Question about data ratio

openlm-research / open_llama

OpenLLaMA, a permissively licensed open source reproduction of Meta AI’s LLaMA 7B trained on the RedPajama dataset

Apache License 2.0

7.27k stars 370 forks source link

Question about data ratio #84

Closed siriusctrl closed 11 months ago

siriusctrl commented 11 months ago

Hi there, thanks for the amazing work. Do you mind sharing the data ratio (like XGen) for reproducing the pre-training results?

itsliupeng commented 11 months ago

I suppose it's similar to the use of LLama thesis, isn't it?

siriusctrl commented 11 months ago

I suppose it's similar to the use of LLama thesis, isn't it?

Thanks for sharing, quoting from the README

is trained on a mixture of Falcon refined-web dataset, mixed with the starcoder dataset, and the wikipedia, arxiv and books and stackexchange from RedPajama.

Just want to be clear, we are using random samples from Falcon refined-web dataset to replace CC+C4, and starcoder to replace Github.
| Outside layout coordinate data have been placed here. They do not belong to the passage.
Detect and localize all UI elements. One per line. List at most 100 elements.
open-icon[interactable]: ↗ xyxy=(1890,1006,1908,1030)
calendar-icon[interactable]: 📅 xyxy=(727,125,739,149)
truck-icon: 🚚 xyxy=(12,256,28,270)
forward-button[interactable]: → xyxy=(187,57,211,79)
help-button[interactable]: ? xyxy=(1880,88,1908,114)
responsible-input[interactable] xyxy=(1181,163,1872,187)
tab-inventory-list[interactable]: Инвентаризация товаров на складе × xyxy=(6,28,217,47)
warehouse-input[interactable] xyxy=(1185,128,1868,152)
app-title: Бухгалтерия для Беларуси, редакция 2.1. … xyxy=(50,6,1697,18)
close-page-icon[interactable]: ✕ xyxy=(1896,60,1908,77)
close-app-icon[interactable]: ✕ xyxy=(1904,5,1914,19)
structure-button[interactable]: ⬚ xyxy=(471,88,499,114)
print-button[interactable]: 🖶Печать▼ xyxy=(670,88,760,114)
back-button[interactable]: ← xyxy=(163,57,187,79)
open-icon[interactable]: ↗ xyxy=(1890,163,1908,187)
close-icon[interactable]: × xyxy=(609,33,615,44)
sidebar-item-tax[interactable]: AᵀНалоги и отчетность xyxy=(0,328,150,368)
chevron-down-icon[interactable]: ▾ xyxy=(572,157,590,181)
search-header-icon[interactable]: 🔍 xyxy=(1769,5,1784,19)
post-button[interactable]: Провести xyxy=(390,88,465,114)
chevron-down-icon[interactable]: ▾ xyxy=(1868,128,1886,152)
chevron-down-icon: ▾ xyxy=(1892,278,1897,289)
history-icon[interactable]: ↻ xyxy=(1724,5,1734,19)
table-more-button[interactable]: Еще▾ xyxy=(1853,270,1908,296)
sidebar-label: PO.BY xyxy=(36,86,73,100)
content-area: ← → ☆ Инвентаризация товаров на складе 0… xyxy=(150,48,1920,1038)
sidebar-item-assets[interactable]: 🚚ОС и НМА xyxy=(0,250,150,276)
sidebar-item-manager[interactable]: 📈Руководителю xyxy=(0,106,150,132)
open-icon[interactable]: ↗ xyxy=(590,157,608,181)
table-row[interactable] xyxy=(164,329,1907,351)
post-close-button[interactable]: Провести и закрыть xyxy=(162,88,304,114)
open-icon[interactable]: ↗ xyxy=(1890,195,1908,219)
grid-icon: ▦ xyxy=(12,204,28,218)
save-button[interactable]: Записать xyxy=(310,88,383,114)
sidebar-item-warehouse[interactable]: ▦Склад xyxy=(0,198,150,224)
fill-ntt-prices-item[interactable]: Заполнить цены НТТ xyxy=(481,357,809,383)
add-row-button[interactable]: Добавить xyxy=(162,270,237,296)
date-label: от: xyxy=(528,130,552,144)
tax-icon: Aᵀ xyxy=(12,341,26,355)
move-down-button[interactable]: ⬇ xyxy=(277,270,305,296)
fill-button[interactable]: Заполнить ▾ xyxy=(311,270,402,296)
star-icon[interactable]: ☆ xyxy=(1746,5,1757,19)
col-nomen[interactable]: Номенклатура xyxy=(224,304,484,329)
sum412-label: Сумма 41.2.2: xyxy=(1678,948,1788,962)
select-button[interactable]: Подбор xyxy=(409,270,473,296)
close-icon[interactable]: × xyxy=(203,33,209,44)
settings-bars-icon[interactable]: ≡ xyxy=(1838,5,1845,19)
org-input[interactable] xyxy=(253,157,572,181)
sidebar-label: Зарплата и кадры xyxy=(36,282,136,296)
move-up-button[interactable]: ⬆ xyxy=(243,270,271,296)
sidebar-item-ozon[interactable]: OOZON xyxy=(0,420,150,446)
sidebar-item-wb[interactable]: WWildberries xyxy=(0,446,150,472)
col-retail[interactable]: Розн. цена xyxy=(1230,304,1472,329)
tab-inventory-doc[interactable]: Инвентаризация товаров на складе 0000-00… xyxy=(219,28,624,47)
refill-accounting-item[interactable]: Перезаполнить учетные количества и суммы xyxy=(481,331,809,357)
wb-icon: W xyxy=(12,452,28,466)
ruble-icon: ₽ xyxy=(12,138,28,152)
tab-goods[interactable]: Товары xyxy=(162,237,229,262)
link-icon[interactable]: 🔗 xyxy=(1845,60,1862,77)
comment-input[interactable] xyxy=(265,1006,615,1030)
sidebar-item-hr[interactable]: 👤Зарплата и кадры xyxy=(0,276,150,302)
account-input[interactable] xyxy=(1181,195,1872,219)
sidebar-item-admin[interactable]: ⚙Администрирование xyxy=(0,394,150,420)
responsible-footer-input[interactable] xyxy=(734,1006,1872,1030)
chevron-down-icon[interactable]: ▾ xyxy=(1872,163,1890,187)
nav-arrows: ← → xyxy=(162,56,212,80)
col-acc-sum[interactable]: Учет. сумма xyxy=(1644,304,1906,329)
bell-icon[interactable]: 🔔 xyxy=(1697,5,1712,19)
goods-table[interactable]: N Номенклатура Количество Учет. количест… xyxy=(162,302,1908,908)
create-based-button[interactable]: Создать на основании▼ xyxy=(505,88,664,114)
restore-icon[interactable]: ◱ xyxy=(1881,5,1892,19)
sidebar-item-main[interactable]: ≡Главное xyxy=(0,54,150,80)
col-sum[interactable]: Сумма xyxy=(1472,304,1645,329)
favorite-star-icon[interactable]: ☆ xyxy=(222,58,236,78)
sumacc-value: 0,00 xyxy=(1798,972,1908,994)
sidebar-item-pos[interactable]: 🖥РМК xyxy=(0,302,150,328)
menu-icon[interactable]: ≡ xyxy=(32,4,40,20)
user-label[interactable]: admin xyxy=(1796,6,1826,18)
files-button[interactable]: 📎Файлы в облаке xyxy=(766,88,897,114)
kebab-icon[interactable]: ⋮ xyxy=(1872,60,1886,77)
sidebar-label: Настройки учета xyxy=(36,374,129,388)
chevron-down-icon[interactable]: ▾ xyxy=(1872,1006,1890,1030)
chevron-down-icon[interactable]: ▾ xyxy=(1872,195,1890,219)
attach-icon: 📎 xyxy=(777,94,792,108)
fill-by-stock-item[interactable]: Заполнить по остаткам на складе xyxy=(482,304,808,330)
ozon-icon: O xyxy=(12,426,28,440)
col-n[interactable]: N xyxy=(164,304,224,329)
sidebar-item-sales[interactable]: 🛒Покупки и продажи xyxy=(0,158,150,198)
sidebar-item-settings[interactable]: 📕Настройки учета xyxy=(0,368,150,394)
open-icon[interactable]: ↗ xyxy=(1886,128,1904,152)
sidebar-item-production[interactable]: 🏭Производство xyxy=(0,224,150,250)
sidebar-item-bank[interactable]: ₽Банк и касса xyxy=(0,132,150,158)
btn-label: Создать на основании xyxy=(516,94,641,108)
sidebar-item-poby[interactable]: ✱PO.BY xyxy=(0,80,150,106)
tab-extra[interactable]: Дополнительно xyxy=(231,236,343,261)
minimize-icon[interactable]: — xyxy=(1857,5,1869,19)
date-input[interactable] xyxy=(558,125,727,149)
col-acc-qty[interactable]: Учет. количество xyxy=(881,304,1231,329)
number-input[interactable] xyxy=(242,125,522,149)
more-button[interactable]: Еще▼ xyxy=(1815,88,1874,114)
But how the sampling prop changed in this case as the released version of falcon refined web is actually small in size compare to what used in Llama? Can I assume that OpenLlama go through Falcon dataset with larger epochs?

young-geng commented 11 months ago

For the v1 model, we simply combined the partitions of RedPajama. We did not oversample any partitions. For the v2 model, we simply replaced the CC part of RedPajama with Falcon refined-web and the GitHub part with StarCoder data. We also didn't use any oversampling for the v2 model. So in short, for both the v1 and v2 models, we never train for more than 1 epoch on any subsets.

itsliupeng commented 11 months ago

Thank you for your response. However, after using the OpenLlama tokenizer on the public Falcon dataset, I only obtained 575B tokens. If I just train for one epoch, I can't achieve a total of 1TB tokens.

young-geng commented 11 months ago

Thank you for your response. However, after using the OpenLlama tokenizer on the public Falcon dataset, I only obtained 575B tokens. If I just train for one epoch, I can't achieve a total of 1TB tokens.

That's why we have the wiki, books, arxiv, stackexchange from RedPajama and StarCoder data in v2.

itsliupeng commented 11 months ago

Thank you for your response. However, after using the OpenLlama tokenizer on the public Falcon dataset, I only obtained 575B tokens. If I just train for one epoch, I can't achieve a total of 1TB tokens.

That's why we have the wiki, books, arxiv, stackexchange from RedPajama and StarCoder data in v2.

In the RedPajama dataset, the content from Wiki, books, arXiv, and StackExchange is quite limited. Hence, did you utilize the entire StarCoder dataset instead of just the 4.5% as mentioned in the Llama paper?"

young-geng commented 11 months ago

We used the entire starcoder dataset. Everything was trained for 1 epoch.

itsliupeng commented 11 months ago

Thanks, i see.